— А что же?

— Квартира Тавровских. Но погодите, не вешайте трубку…

Раньше тут, до нас, жили Бальчуговы. Переехали на Плющиху.

Запишите их телефон…

Григорий Петрович отыскал карандаш, приготовился записывать и спросил:

— Давно переехали?

— Порядочно. Так слушайте…

Карандаш царапал бумагу, цифры писались вкривь и вкось.

Перебрались Бальчуговы, сменили жилье. Ладно, позвонит по новому телефону.

Ему отозвался низкий женский голос:

— Алло?

— Здравствуйте, — сказал он. — Кто это?

— Допустим, Алевтина Сергеевна.

Алевтина Сергеевна? Жена? У Саши была жена, но как ее зовут, позабыл, хоть убей. Сказал:

— А можно Александра Евгеньевича?

В трубке помолчали, и он повторил:

— Александра Евгеньевича можно?

— А кто спрашивает?

— Семенов-Верниковский. Это его старый знакомый…

— Я не смогу позвать Александра Евгеньевича и для старого знакомого.

— Почему? Он болен?

— Он умер. Позапрошлой осенью. Разрыв сердца.
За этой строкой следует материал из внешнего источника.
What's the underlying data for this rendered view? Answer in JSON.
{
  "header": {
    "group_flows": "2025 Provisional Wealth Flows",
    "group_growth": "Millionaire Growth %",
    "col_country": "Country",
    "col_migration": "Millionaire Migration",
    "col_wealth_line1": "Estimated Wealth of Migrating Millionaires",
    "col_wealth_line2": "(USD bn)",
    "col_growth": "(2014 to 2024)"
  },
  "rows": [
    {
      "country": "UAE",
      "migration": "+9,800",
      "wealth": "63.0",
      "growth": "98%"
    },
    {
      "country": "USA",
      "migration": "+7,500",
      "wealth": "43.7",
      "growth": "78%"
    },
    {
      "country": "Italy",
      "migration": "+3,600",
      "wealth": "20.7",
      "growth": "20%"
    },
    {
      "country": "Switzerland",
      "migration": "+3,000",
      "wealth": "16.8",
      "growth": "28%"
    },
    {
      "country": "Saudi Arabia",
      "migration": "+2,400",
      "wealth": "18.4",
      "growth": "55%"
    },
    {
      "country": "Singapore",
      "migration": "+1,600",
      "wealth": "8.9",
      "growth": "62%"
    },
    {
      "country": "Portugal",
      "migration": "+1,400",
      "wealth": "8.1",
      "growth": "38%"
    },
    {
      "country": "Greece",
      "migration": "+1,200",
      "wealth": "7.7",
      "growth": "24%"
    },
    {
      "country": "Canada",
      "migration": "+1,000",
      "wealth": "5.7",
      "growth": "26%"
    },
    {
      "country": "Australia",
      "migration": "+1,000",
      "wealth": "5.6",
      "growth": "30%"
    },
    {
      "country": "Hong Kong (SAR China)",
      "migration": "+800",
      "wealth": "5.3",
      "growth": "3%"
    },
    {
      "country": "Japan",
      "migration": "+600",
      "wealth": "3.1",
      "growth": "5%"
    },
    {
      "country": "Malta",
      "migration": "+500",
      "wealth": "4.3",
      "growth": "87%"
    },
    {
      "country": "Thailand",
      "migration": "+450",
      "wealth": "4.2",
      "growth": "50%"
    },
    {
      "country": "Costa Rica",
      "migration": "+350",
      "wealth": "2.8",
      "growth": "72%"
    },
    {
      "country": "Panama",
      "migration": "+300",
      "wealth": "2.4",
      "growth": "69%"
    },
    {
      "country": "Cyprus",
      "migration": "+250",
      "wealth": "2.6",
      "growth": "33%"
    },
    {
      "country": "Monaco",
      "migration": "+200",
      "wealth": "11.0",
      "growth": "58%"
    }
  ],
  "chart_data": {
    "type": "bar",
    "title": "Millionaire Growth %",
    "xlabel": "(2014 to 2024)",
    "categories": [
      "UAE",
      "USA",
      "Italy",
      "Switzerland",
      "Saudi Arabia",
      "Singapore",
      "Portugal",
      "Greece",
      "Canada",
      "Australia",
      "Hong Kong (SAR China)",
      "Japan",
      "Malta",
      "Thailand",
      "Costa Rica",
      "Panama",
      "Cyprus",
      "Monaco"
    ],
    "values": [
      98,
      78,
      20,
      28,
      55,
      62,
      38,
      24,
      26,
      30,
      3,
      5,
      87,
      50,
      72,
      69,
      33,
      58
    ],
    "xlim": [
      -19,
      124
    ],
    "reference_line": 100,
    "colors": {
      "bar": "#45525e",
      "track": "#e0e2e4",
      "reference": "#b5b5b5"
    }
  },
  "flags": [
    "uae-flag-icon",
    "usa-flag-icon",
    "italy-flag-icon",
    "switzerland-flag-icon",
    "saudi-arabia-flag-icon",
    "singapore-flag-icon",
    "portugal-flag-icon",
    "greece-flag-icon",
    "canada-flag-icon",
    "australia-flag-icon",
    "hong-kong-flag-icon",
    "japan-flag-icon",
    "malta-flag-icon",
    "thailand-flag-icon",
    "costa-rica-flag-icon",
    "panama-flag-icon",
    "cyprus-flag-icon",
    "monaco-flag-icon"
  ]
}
— Простите, — пробормотал Григорий Петрович. — Вы жена?

— Жена.

— Простите. До свиданья.

— Прощайте.

Григорий Петрович не двигаясь сидел на пуфе у столика, вытирал платком испарину со лба. Справился о здоровье, вот так пожелал сил и бодростп. Саша Бальчугов умер. От разрыва сердца.

В позапрошлую осень.

Наверно, был листопад, дул ветер, желтые, скользкие от дождя листья сыпали с деревьев на автомашину с ало-черной материей по бортам, в машине гроб и кучка родных — нынче так хоронят, механизированно, в темпе, без лишних людей и без медлительных процессий.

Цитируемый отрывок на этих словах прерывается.